Excavations were resumed in June on Mount Zion after a long hiatus (since 2000).  The “Mount Zion Archaeological Expedition is directed by Shimon Gibson and James Tabor and looks very promising. 

After only five days of fieldwork this summer, they report the discovery of:

  • Well-preserved houses from the 1st century A.D.
  • Clear abandonment of the area during the Late Roman period (c.70-330 A.D.)
  • Preservation of the area during construction of the Nea Church (c. 530 A.D.)

You can read a 5-page report about the site and excavation (pdf, via Dr. Jim West).  Two seasons are planned for 2008 and it sounds like they will accept students as volunteers.  There are not many excavations in Jerusalem that are open to volunteers, so you might want to see what you can do to get in on this one.  I can personally testify that working in an excavation with Shimon Gibson is interesting and rewarding.

Mt Zion and Hinnom Valley aerial from se, tb010703
Mount Zion from southeast

12 thoughts on “Mount Zion – New Excavations

  1. Todd, did you ever get in to see what few ruins are left of the Nea church? I found the place last year, but I had to wait until a school that used the courtyard in front was out and then the access was locked.

  2. Todd, what is the significance of the Nea Church? And how is it related to the Holy Zion Church? I consulted McRay but its still unclear to me.

  3. Shireen – the Nea Church was built by the emperor Justinian in about 530 A.D. at the southern end, eastern side, of the Cardo.

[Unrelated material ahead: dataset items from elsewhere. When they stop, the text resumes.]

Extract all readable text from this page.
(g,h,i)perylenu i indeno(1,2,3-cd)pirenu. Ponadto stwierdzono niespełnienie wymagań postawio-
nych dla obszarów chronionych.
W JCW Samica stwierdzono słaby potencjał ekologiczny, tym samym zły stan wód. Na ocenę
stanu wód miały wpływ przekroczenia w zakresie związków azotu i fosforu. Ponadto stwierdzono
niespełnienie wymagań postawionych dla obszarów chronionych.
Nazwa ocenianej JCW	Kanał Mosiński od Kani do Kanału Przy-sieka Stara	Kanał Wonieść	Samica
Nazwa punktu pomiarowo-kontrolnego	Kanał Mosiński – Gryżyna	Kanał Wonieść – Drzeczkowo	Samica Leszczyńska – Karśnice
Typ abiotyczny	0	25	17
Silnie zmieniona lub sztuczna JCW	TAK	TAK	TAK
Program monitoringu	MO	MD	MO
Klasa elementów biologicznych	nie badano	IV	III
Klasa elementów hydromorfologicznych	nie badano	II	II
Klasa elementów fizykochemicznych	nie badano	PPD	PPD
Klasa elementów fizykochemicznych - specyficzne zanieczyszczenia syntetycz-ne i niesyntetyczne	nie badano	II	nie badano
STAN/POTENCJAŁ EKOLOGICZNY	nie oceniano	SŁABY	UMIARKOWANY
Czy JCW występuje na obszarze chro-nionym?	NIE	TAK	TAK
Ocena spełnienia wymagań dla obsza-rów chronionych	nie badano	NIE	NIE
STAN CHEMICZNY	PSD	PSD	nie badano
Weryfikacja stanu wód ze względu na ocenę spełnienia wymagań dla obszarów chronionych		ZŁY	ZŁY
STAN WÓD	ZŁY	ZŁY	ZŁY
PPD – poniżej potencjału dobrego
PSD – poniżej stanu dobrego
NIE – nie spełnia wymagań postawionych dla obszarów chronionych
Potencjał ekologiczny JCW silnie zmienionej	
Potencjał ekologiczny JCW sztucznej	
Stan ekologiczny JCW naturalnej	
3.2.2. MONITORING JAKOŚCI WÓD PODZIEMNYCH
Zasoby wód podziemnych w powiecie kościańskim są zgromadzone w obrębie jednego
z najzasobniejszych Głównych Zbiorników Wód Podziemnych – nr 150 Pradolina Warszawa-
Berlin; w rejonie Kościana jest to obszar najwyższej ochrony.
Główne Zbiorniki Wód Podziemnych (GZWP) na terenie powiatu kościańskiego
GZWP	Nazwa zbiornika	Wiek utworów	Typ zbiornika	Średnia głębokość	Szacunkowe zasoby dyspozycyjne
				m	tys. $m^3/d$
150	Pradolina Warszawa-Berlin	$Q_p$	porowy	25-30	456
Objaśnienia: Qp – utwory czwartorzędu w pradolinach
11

Its remains are today buried underneath the Jewish Quarter and part of the building sticks out beneath the southern Old City wall. The Nea Church was the biggest. For more information, see Avigad, Discovering Jerusalem (1983).

  4. Al – the reason for this is that the southern walls of Jerusalem in the Byzantine period were much further south than the present walls of the Old City. In other words, on that model, the south Old City wall of today roughly lines up with the southern edge of the Nea Church.

  5. hi todd,
    on an unrelated matter, i was looking at some of your archived posts, particularly the road between Jericho and Jerusalem. You have a photo of one section. The road doesn’t look very wide – do you know/remember how wide it is?

  6. Perhaps the Byzantine model is simply wrong, since it looks like the walls would have then extended beyond the Hinnon valley. The distance from the Nea to the south wall is about half of what it is north to the Damascus gate.

    That said, I’ve never been all the sure where the south-western walls of Herodian Jerusalem were set.

  7. Roma – I don’t think that you need an “old church” to have a new one. Lots of things today are dubbed “new” without the existence of a predecessor.

    Most scholars believe that in the Byzantine period the Temple Mount was abandoned and empty. They think that this was the Byzantines’ way of showing the fulfillment of Christ’s prophecy that the Temple would be destroyed.